A No Man’s Sky griefer purporting to roleplay an evil emperor, monologuing and all, decided to up his griefer game by taking it out of game and erasing a 400+ member strong Amino community cafe.

As Kotaku reports, the streamer, SGX, had a history of this sort of play.

“Erasing a base in No Man’s Sky is pretty easy to do. Each planet can only have a certain number of bases that are visible to other players. In many communities, it’s considered polite not to claim a base on a planet that has other bases on it already. What SGX did was go to planets in civilized space, meaning communities like Cafe 42 or the Galactic Hub, travel to places where he knew player-made bases existed, and claim bases at the same site, effectively destroying them. He’s also left some rude comments in his wake, all in keeping with his evil overlord persona. In one stream, he re-words a comment a couple of times because the profanity filter won’t let him submit his desired message: “I pissed at your door.”

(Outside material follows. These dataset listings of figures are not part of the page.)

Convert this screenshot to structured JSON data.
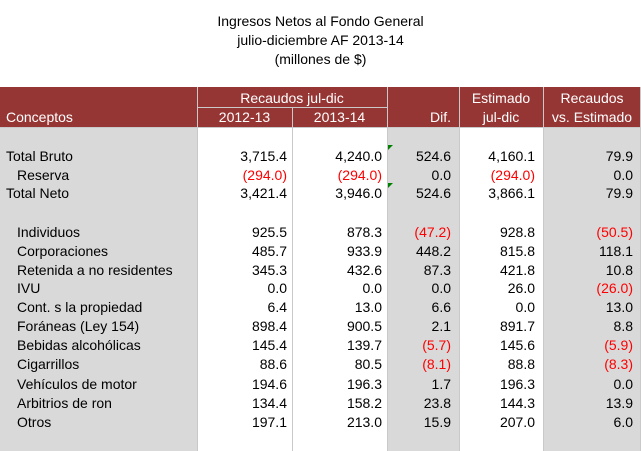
{
  "title": {
    "line1": "Ingresos Netos al Fondo General",
    "line2": "julio-diciembre AF 2013-14",
    "line3": "(millones de $)"
  },
  "header": {
    "conceptos": "Conceptos",
    "recaudos": "Recaudos jul-dic",
    "y1": "2012-13",
    "y2": "2013-14",
    "dif": "Dif.",
    "estimado": "Estimado",
    "estimado_sub": "jul-dic",
    "recaudos_vs": "Recaudos",
    "recaudos_vs_sub": "vs. Estimado"
  },
  "rows": [
    {
      "concepto": "Total Bruto",
      "y1": "3,715.4",
      "y2": "4,240.0",
      "dif": "524.6",
      "est": "4,160.1",
      "vs": "79.9"
    },
    {
      "concepto": "Reserva",
      "y1": "(294.0)",
      "y2": "(294.0)",
      "dif": "0.0",
      "est": "(294.0)",
      "vs": "0.0"
    },
    {
      "concepto": "Total Neto",
      "y1": "3,421.4",
      "y2": "3,946.0",
      "dif": "524.6",
      "est": "3,866.1",
      "vs": "79.9"
    },
    {
      "concepto": "Individuos",
      "y1": "925.5",
      "y2": "878.3",
      "dif": "(47.2)",
      "est": "928.8",
      "vs": "(50.5)"
    },
    {
      "concepto": "Corporaciones",
      "y1": "485.7",
      "y2": "933.9",
      "dif": "448.2",
      "est": "815.8",
      "vs": "118.1"
    },
    {
      "concepto": "Retenida a no residentes",
      "y1": "345.3",
      "y2": "432.6",
      "dif": "87.3",
      "est": "421.8",
      "vs": "10.8"
    },
    {
      "concepto": "IVU",
      "y1": "0.0",
      "y2": "0.0",
      "dif": "0.0",
      "est": "26.0",
      "vs": "(26.0)"
    },
    {
      "concepto": "Cont. s la propiedad",
      "y1": "6.4",
      "y2": "13.0",
      "dif": "6.6",
      "est": "0.0",
      "vs": "13.0"
    },
    {
      "concepto": "Foráneas (Ley 154)",
      "y1": "898.4",
      "y2": "900.5",
      "dif": "2.1",
      "est": "891.7",
      "vs": "8.8"
    },
    {
      "concepto": "Bebidas alcohólicas",
      "y1": "145.4",
      "y2": "139.7",
      "dif": "(5.7)",
      "est": "145.6",
      "vs": "(5.9)"
    },
    {
      "concepto": "Cigarrillos",
      "y1": "88.6",
      "y2": "80.5",
      "dif": "(8.1)",
      "est": "88.8",
      "vs": "(8.3)"
    },
    {
      "concepto": "Vehículos de motor",
      "y1": "194.6",
      "y2": "196.3",
      "dif": "1.7",
      "est": "196.3",
      "vs": "0.0"
    },
    {
      "concepto": "Arbitrios de ron",
      "y1": "134.4",
      "y2": "158.2",
      "dif": "23.8",
      "est": "144.3",
      "vs": "13.9"
    },
    {
      "concepto": "Otros",
      "y1": "197.1",
      "y2": "213.0",
      "dif": "15.9",
      "est": "207.0",
      "vs": "6.0"
    }
  ],
  "colors": {
    "header_bg": "#963634",
    "negative": "#ff0000",
    "shaded_col": "#d9d9d9"
  }
}
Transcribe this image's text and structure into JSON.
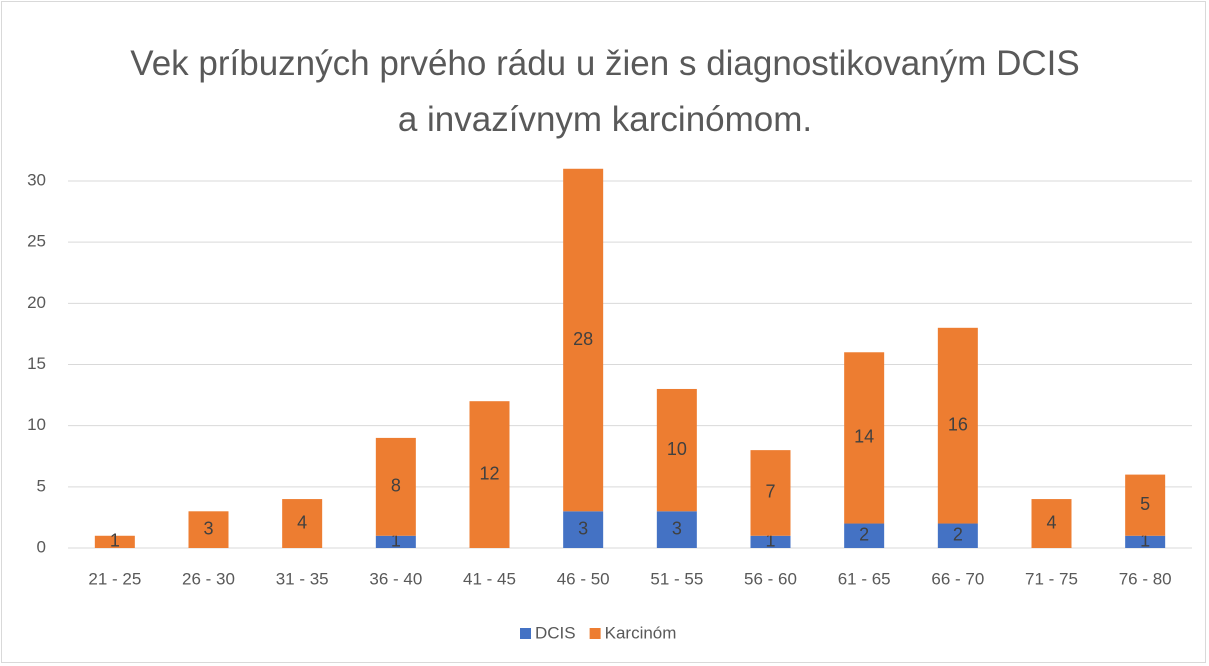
{
  "chart_data": {
    "type": "stacked_bar",
    "title": "Vek príbuzných prvého rádu u žien s diagnostikovaným DCIS a invazívnym karcinómom.",
    "categories": [
      "21 - 25",
      "26 - 30",
      "31 - 35",
      "36 - 40",
      "41 - 45",
      "46 - 50",
      "51 - 55",
      "56 - 60",
      "61 - 65",
      "66 - 70",
      "71 - 75",
      "76 - 80"
    ],
    "series": [
      {
        "name": "DCIS",
        "color": "#4472c4",
        "values": [
          0,
          0,
          0,
          1,
          0,
          3,
          3,
          1,
          2,
          2,
          0,
          1
        ]
      },
      {
        "name": "Karcinóm",
        "color": "#ed7d31",
        "values": [
          1,
          3,
          4,
          8,
          12,
          28,
          10,
          7,
          14,
          16,
          4,
          5
        ]
      }
    ],
    "ylim": [
      0,
      30
    ],
    "yticks": [
      0,
      5,
      10,
      15,
      20,
      25,
      30
    ],
    "grid": true,
    "legend": "bottom"
  }
}
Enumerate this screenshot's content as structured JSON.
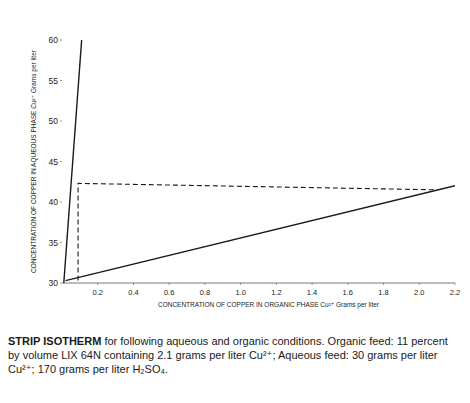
{
  "chart_data": {
    "type": "line",
    "title": "STRIP ISOTHERM",
    "subtitle": "for following aqueous and organic conditions. Organic feed: 11 percent by volume LIX 64N containing 2.1 grams per liter Cu²⁺; Aqueous feed: 30 grams per liter Cu²⁺; 170 grams per liter H₂SO₄.",
    "x_label": "CONCENTRATION OF COPPER IN ORGANIC PHASE  Cu²⁺ Grams per liter",
    "y_label": "CONCENTRATION OF COPPER IN AQUEOUS PHASE  Cu²⁺ Grams per liter",
    "xlim": [
      0,
      2.2
    ],
    "ylim": [
      30,
      60
    ],
    "xticks": [
      0.2,
      0.4,
      0.6,
      0.8,
      {
        "value": 1,
        "label": "1.0"
      },
      1.2,
      1.4,
      1.6,
      1.8,
      {
        "value": 2,
        "label": "2.0"
      },
      2.2
    ],
    "yticks": [
      30,
      35,
      40,
      45,
      50,
      55,
      60
    ],
    "grid": false,
    "series": [
      {
        "color": "#1a1a1a",
        "line_style": "solid",
        "x": [
          0.01,
          0.11
        ],
        "values": [
          30,
          60
        ]
      },
      {
        "color": "#1a1a1a",
        "line_style": "solid",
        "x": [
          0.02,
          2.2
        ],
        "values": [
          30.3,
          42
        ]
      },
      {
        "color": "#1a1a1a",
        "line_style": "dashed",
        "x": [
          0.09,
          0.09,
          2.1
        ],
        "values": [
          30.3,
          42.3,
          41.5
        ]
      }
    ]
  }
}
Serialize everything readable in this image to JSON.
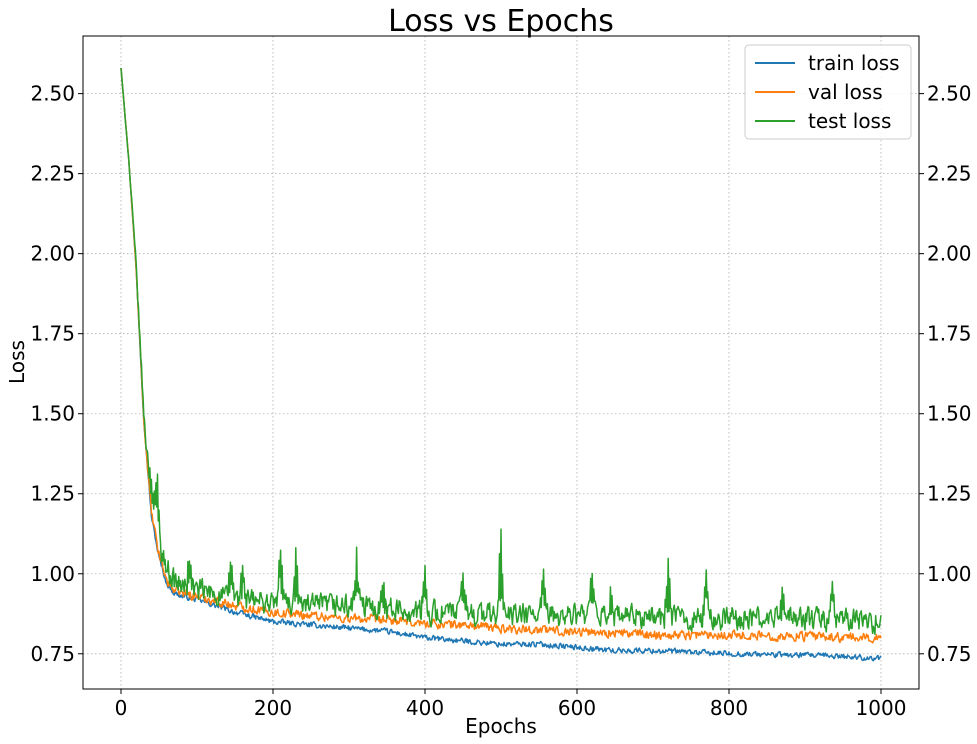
{
  "chart_data": {
    "type": "line",
    "title": "Loss vs Epochs",
    "xlabel": "Epochs",
    "ylabel": "Loss",
    "xlim": [
      -50,
      1050
    ],
    "ylim": [
      0.64,
      2.68
    ],
    "x_ticks": [
      0,
      200,
      400,
      600,
      800,
      1000
    ],
    "y_ticks": [
      0.75,
      1.0,
      1.25,
      1.5,
      1.75,
      2.0,
      2.25,
      2.5
    ],
    "y_ticks_mirrored_right": true,
    "grid": true,
    "legend_position": "top-right",
    "series": [
      {
        "name": "train loss",
        "color": "#1f77b4",
        "noise_amplitude": 0.012,
        "points": [
          [
            0,
            2.58
          ],
          [
            10,
            2.3
          ],
          [
            20,
            1.95
          ],
          [
            30,
            1.48
          ],
          [
            40,
            1.18
          ],
          [
            50,
            1.05
          ],
          [
            60,
            0.97
          ],
          [
            70,
            0.94
          ],
          [
            80,
            0.93
          ],
          [
            100,
            0.92
          ],
          [
            150,
            0.88
          ],
          [
            200,
            0.85
          ],
          [
            250,
            0.84
          ],
          [
            300,
            0.83
          ],
          [
            350,
            0.82
          ],
          [
            400,
            0.8
          ],
          [
            450,
            0.79
          ],
          [
            500,
            0.78
          ],
          [
            550,
            0.78
          ],
          [
            600,
            0.77
          ],
          [
            650,
            0.76
          ],
          [
            700,
            0.76
          ],
          [
            750,
            0.755
          ],
          [
            800,
            0.75
          ],
          [
            850,
            0.748
          ],
          [
            900,
            0.745
          ],
          [
            950,
            0.742
          ],
          [
            1000,
            0.735
          ]
        ]
      },
      {
        "name": "val loss",
        "color": "#ff7f0e",
        "noise_amplitude": 0.02,
        "points": [
          [
            0,
            2.58
          ],
          [
            10,
            2.3
          ],
          [
            20,
            1.95
          ],
          [
            30,
            1.48
          ],
          [
            40,
            1.19
          ],
          [
            50,
            1.06
          ],
          [
            60,
            0.98
          ],
          [
            70,
            0.95
          ],
          [
            80,
            0.94
          ],
          [
            100,
            0.93
          ],
          [
            150,
            0.9
          ],
          [
            200,
            0.88
          ],
          [
            250,
            0.87
          ],
          [
            300,
            0.86
          ],
          [
            350,
            0.855
          ],
          [
            400,
            0.845
          ],
          [
            450,
            0.84
          ],
          [
            500,
            0.83
          ],
          [
            550,
            0.825
          ],
          [
            600,
            0.82
          ],
          [
            650,
            0.815
          ],
          [
            700,
            0.81
          ],
          [
            750,
            0.81
          ],
          [
            800,
            0.81
          ],
          [
            850,
            0.805
          ],
          [
            900,
            0.805
          ],
          [
            950,
            0.8
          ],
          [
            1000,
            0.8
          ]
        ]
      },
      {
        "name": "test loss",
        "color": "#2ca02c",
        "noise_amplitude": 0.05,
        "points": [
          [
            0,
            2.58
          ],
          [
            10,
            2.3
          ],
          [
            20,
            1.96
          ],
          [
            30,
            1.5
          ],
          [
            40,
            1.22
          ],
          [
            50,
            1.1
          ],
          [
            60,
            1.02
          ],
          [
            70,
            0.98
          ],
          [
            80,
            0.96
          ],
          [
            100,
            0.95
          ],
          [
            150,
            0.92
          ],
          [
            200,
            0.91
          ],
          [
            250,
            0.9
          ],
          [
            300,
            0.9
          ],
          [
            350,
            0.89
          ],
          [
            400,
            0.88
          ],
          [
            450,
            0.88
          ],
          [
            500,
            0.87
          ],
          [
            550,
            0.87
          ],
          [
            600,
            0.87
          ],
          [
            650,
            0.865
          ],
          [
            700,
            0.865
          ],
          [
            750,
            0.86
          ],
          [
            800,
            0.86
          ],
          [
            850,
            0.86
          ],
          [
            900,
            0.86
          ],
          [
            950,
            0.855
          ],
          [
            1000,
            0.85
          ]
        ],
        "spikes": [
          [
            40,
            1.32
          ],
          [
            48,
            1.32
          ],
          [
            90,
            1.06
          ],
          [
            145,
            1.06
          ],
          [
            160,
            1.03
          ],
          [
            210,
            1.09
          ],
          [
            230,
            1.08
          ],
          [
            310,
            1.06
          ],
          [
            345,
            1.02
          ],
          [
            400,
            1.0
          ],
          [
            450,
            1.02
          ],
          [
            500,
            1.13
          ],
          [
            555,
            1.0
          ],
          [
            620,
            1.0
          ],
          [
            645,
            0.97
          ],
          [
            720,
            1.05
          ],
          [
            770,
            1.0
          ],
          [
            870,
            0.97
          ],
          [
            935,
            0.97
          ]
        ]
      }
    ]
  }
}
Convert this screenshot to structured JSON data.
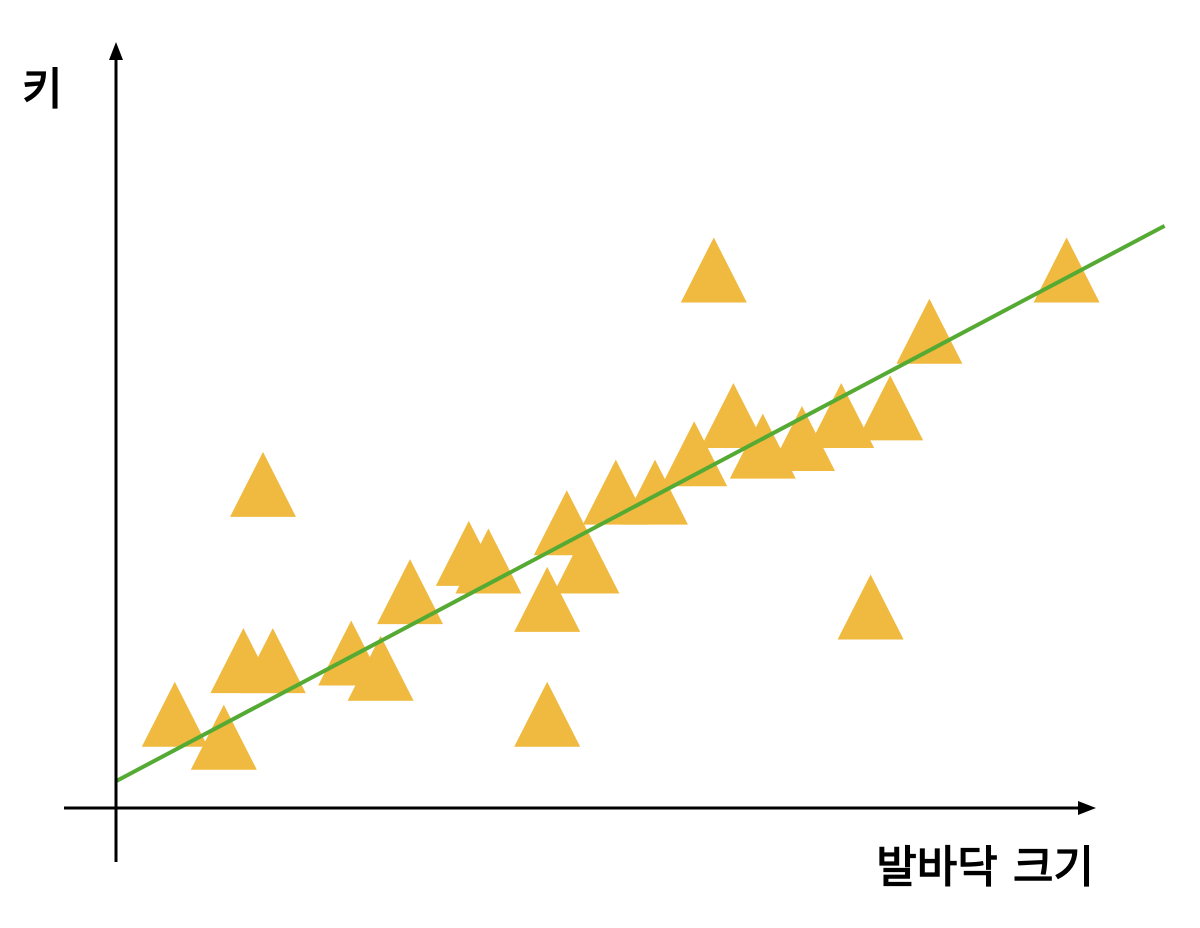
{
  "chart_data": {
    "type": "scatter",
    "title": "",
    "xlabel": "발바닥 크기",
    "ylabel": "키",
    "grid": false,
    "legend": "none",
    "x_ticks": [],
    "y_ticks": [],
    "marker": "triangle",
    "colors": {
      "points": "#EFBA3F",
      "trend_line": "#55AA33",
      "axes": "#000000",
      "background": "#FFFFFF"
    },
    "xlim": [
      0,
      10
    ],
    "ylim": [
      0,
      10
    ],
    "series": [
      {
        "values": [
          {
            "x": 0.6,
            "y": 0.8
          },
          {
            "x": 1.1,
            "y": 0.5
          },
          {
            "x": 1.3,
            "y": 1.5
          },
          {
            "x": 1.6,
            "y": 1.5
          },
          {
            "x": 1.5,
            "y": 3.8
          },
          {
            "x": 2.4,
            "y": 1.6
          },
          {
            "x": 2.7,
            "y": 1.4
          },
          {
            "x": 3.0,
            "y": 2.4
          },
          {
            "x": 3.6,
            "y": 2.9
          },
          {
            "x": 3.8,
            "y": 2.8
          },
          {
            "x": 4.4,
            "y": 2.3
          },
          {
            "x": 4.6,
            "y": 3.3
          },
          {
            "x": 4.8,
            "y": 2.8
          },
          {
            "x": 4.4,
            "y": 0.8
          },
          {
            "x": 5.1,
            "y": 3.7
          },
          {
            "x": 5.5,
            "y": 3.7
          },
          {
            "x": 5.9,
            "y": 4.2
          },
          {
            "x": 6.1,
            "y": 6.6
          },
          {
            "x": 6.3,
            "y": 4.7
          },
          {
            "x": 6.6,
            "y": 4.3
          },
          {
            "x": 7.0,
            "y": 4.4
          },
          {
            "x": 7.4,
            "y": 4.7
          },
          {
            "x": 7.9,
            "y": 4.8
          },
          {
            "x": 8.3,
            "y": 5.8
          },
          {
            "x": 7.7,
            "y": 2.2
          },
          {
            "x": 9.7,
            "y": 6.6
          }
        ]
      }
    ],
    "trend_line": {
      "type": "linear",
      "x0": 0,
      "y0": 0.35,
      "x1": 10.7,
      "y1": 7.6
    }
  }
}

After destroying one such base, owned by a civilization leader named Lillihop, SGX made misogynistic comments online as other players tweeted his actions were basically “amateur hour.”

The incident is causing gamers to reflect on the nature of roleplaying bad guys in online spaces. Most MMORPG players understand that consent in the roleplay community is a big deal. It’s one thing to /hug your friend when just chatting, but it’s handled differently when people are roleplaying in games.

And while some might argue griefing is built into the mechanics of the game, the issue is that this was no PvP battle; it’s an exploit of the game’s design flaws, and it certainly isn’t PvP in the spirit of actual roleplay. It’s one thing to play the bad guy, but it’s another to simply grief. There was no battle, no way for the community to reasonably defend itself, and from an RP perspective, there was no consent. In fact, Lillihop mentions that the community is intentionally neutral. No matter how “evil” an RPer may be, people who declare neutrality and do not engage in combat are off limits. I’ve seen some of the worst gaming communities in the ’90s and early ’00s respect this.

Hopefully, Hello Games will address how erasures happen in the future. While there’s potential for this to occur by accident, it’s clearly being abused. One thing’s for sure: For a game that didn’t even originally launch with multiplayer, the current version of No Man’s Sky has all the problems of a bona fide MMORPG.